R: open source statistical computing

r_20080131.jpg

I was digging around for an open source statistics package today and came across R, a GPLed statistics and and data analysis suite. Sweet!

R provides a wide variety of statistical (linear and nonlinear modelling, classical statistical tests, time-series analysis, classification, clustering, ...) and graphical techniques, and is highly extensible. The S language is often the vehicle of choice for research in statistical methodology, and R provides an Open Source route to participation in that activity.

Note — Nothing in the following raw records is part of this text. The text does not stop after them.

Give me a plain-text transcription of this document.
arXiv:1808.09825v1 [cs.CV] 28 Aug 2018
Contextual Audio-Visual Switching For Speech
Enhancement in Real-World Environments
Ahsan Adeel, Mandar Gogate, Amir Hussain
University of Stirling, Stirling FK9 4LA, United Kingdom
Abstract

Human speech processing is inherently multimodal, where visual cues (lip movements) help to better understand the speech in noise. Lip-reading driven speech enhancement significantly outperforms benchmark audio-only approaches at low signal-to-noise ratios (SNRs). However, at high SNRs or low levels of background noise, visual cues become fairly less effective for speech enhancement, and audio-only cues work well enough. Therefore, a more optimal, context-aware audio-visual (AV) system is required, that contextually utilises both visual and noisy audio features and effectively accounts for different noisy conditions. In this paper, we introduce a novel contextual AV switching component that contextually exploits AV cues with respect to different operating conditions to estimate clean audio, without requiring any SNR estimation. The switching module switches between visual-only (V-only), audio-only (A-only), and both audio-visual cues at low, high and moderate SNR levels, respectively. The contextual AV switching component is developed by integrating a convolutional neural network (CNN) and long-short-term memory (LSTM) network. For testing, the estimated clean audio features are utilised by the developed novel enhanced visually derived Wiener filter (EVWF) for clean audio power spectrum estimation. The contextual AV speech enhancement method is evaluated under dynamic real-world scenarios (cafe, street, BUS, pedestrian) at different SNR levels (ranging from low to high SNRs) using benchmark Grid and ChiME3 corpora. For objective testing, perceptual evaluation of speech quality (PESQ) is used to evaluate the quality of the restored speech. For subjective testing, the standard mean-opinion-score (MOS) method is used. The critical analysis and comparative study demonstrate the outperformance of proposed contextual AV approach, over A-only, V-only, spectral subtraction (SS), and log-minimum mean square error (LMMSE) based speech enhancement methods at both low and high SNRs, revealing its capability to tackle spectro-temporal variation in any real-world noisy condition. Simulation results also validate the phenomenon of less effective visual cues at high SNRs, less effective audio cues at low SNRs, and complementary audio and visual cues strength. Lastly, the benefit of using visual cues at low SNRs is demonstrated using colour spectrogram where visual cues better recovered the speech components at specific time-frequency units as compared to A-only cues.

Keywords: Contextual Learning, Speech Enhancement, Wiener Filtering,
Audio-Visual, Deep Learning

One of R's strengths is the ease with which well-designed publication-quality plots can be produced, including mathematical symbols and formulae where needed. Great care has been taken over the defaults for the minor design choices in graphics, but the user retains full control.

So I've been messing around with this for the last half hour and it's really an exciting package, especially if you're a coder or unix geek. You interface with R through a command line programming interface, executing simple statements, setting variables, and defining functions. It feels similar to issuing commands at a unix prompt, except you're working with data sets instead of file descriptors.

What's cool is the robust capability of the standard function set. Want to read in a data set from a tab delimited table you found on the internet? Check this out:

# Read a table in from a URL (tab delimited table with row headers)
Mydata <- read.table(http://someserver.com/table.txt', header=TRUE)

# Display summary (mean, median, min, max, etc.) for each column
summary(Mydata)

# Get the standard deviation for the values in column "foo"
attach(Mydata)
sd(foo)

Learning the command set is a little daunting at first, but the console even does tab completion. If you don't know what a function does, just put a question mark before it. For instance, "?sd" will quickly pull up help for the standard deviation function.

I've only scratched the surface, but there are links below to some R beginner guides which should help you get started. Anyone out there more familiar with the package? Please share any useful links and tips in the comments.

The R Project for Statistical Computing - Link
An Introduction to Statistical Computing in R - Link
Producing Simple Graphs with R - Link

Posted by Jason Striegel | Jan 31, 2008 08:35 PM
Math, Science, Statistics | Permalink | Comments (6) Bookmark and Share

Recent Entries

Comments

Newest comments listed first.

Posted by: Andy Lester on January 31, 2008 at 10:57 PM

Not sure why the sample image got converted to a JPG, but anything other than photos look awful as JPGs. Compare the image above to the original at http://www.r-project.org/hpgraphic.png and see how muddy the compression artifacts make things look.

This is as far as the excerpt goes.